Neuroendocrine tumours (NETs) manifesting in the gastrointestinal tract (GIT) are a form of abnormal growth that originates from the diffuse neuroendocrine system within the GIT. These tumours are characterized by the assembly of cells with diverse hormonal profiles, which vary according to their site of origin. Based on their nature, NETs are classified into carcinoid and non-carcinoid categories, and both variants have the potential to exhibit malignant behaviours.
Among these, pancreatic originated endocrine tumours, except insulinomas, show a significant predilection towards malignancy, ranging between 50 to 100 percent. These malignant tumours can metastasize to various locations, with the liver being the most common site in the case of pancreatic NETs, followed by the jejunum ileum, lungs, and rectum.
The prognosis of neuroendocrine tumours is heavily influenced by several factors, including the extent of liver involvement, lymph nodal metastases, age of the patient, and gender, with males being more susceptible. To determine the tumour activity, various markers are used. Additionally, the implications of neuroendocrine tumours are vast and complex. They can precipitate conditions such as medullary thyroid disorder and gastrinomas and can be associated with fore gut, mid gut, and hind gut NETs.
NETs found in the periampullary region of the pancreas have an association with liver metastases in about 53 percent of cases. These can further be bifurcated into functional and non-functional types. Functional NETs are correlated with complications due to hormonal excess, such as insulinoma causing hypoglycemia. In contrast, non-functional pancreatic tumours present symptoms related to tumour invasion in the liver, including abdominal pain, jaundice, and weight loss.

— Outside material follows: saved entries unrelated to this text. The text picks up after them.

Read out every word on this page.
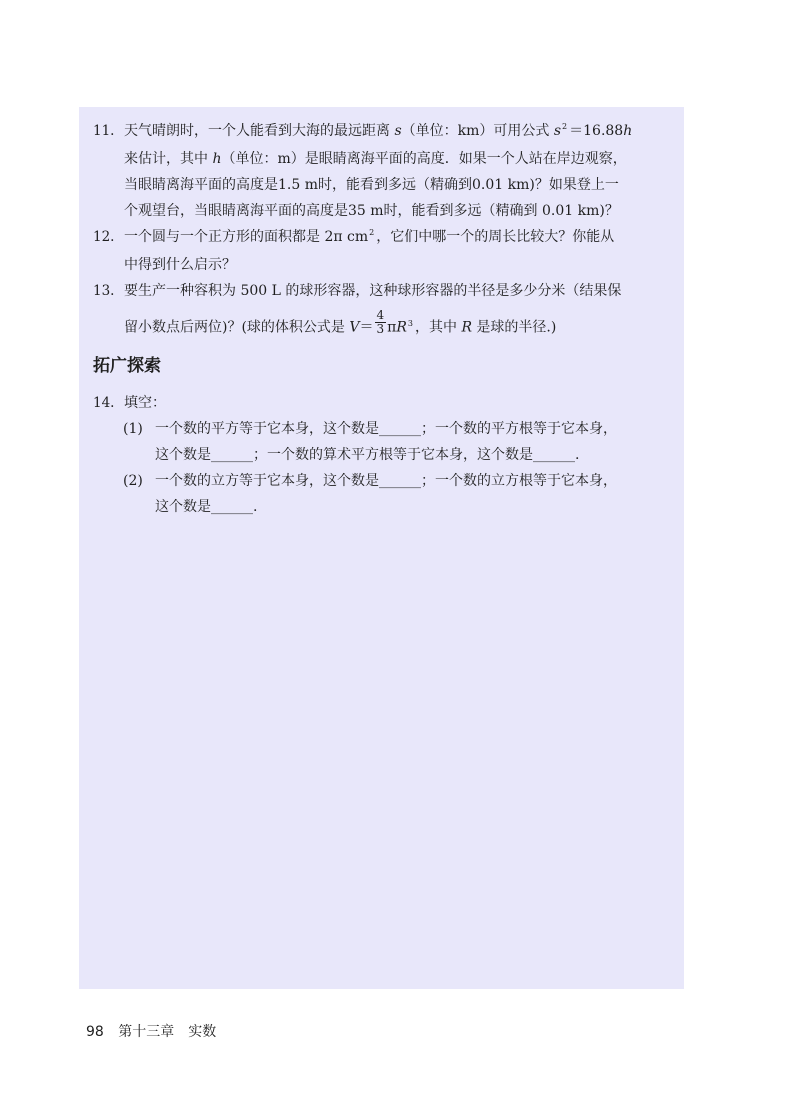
11. 天气晴朗时，一个人能看到大海的最远距离 s（单位：km）可用公式 $s^2 =16.88h$
来估计，其中 h（单位：m）是眼睛离海平面的高度．如果一个人站在岸边观察，
当眼睛离海平面的高度是1.5 m时，能看到多远（精确到0.01 km)？如果登上一
个观望台，当眼睛离海平面的高度是35 m时，能看到多远（精确到 0.01 km)？
12. 一个圆与一个正方形的面积都是 2π $cm^2$ ，它们中哪一个的周长比较大？你能从
中得到什么启示？
13. 要生产一种容积为 500 L 的球形容器，这种球形容器的半径是多少分米（结果保
留小数点后两位)？(球的体积公式是 $V= \frac{4}{3} \pi R^3$ ，其中 R 是球的半径.)
拓广探索
14. 填空：
(1) 一个数的平方等于它本身，这个数是______；一个数的平方根等于它本身，
这个数是______；一个数的算术平方根等于它本身，这个数是______.
(2) 一个数的立方等于它本身，这个数是______；一个数的立方根等于它本身，
这个数是______.
98 第十三章　实数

Diverse manifestations of NETs include appendiceal NETs, which are usually localized, and only 8 percent metastasize. Rectum NETs present a minimal 5 percent chance of metastasis. Stomach NETs are frequently linked with upper gastrointestinal involvement and hyperacidity, with 20 percent exhibiting Zollinger Ellison syndrome.
Given the multifaceted nature of NETs, effective treatment is challenging. The response rate to chemotherapy is dismal, below 9 percent, with a complete loss of vitality. Consequently, seeking consultation from adept homeopathic cancer specialists is advised for improving the quality of life. Homeopathic treatment paradigms are tailored based on the grade, area, and extent of tumour invasion, as well as the associated carcinoid syndromes. Medications like Carcinosinum, Ornithogalum, Iris Vers, Chelidonium, Phosphorous, and Carduus Mar are employed, among others, depending on the individual presentation of the tumour.
One notable approach in homeopathic treatment is Iscador therapy, notable for its efficacy in controlling the genetic basis of tumour expansion. It is particularly beneficial in managing hormonal basis NETs, offering significant control over tumour invasion and metastasis with minimal side effects.
Neuroendocrine tumours of the gastrointestinal tract are intricate malignancies with varied presentations and implications. The prognosis is dependent on several factors, and conventional chemotherapy offers limited relief. In contrast, tailored homeopathic treatment, including Iscador therapy, can offer a beacon of hope for improving the quality of life of affected individuals by managing symptoms and controlling the progression with minimum adverse effects.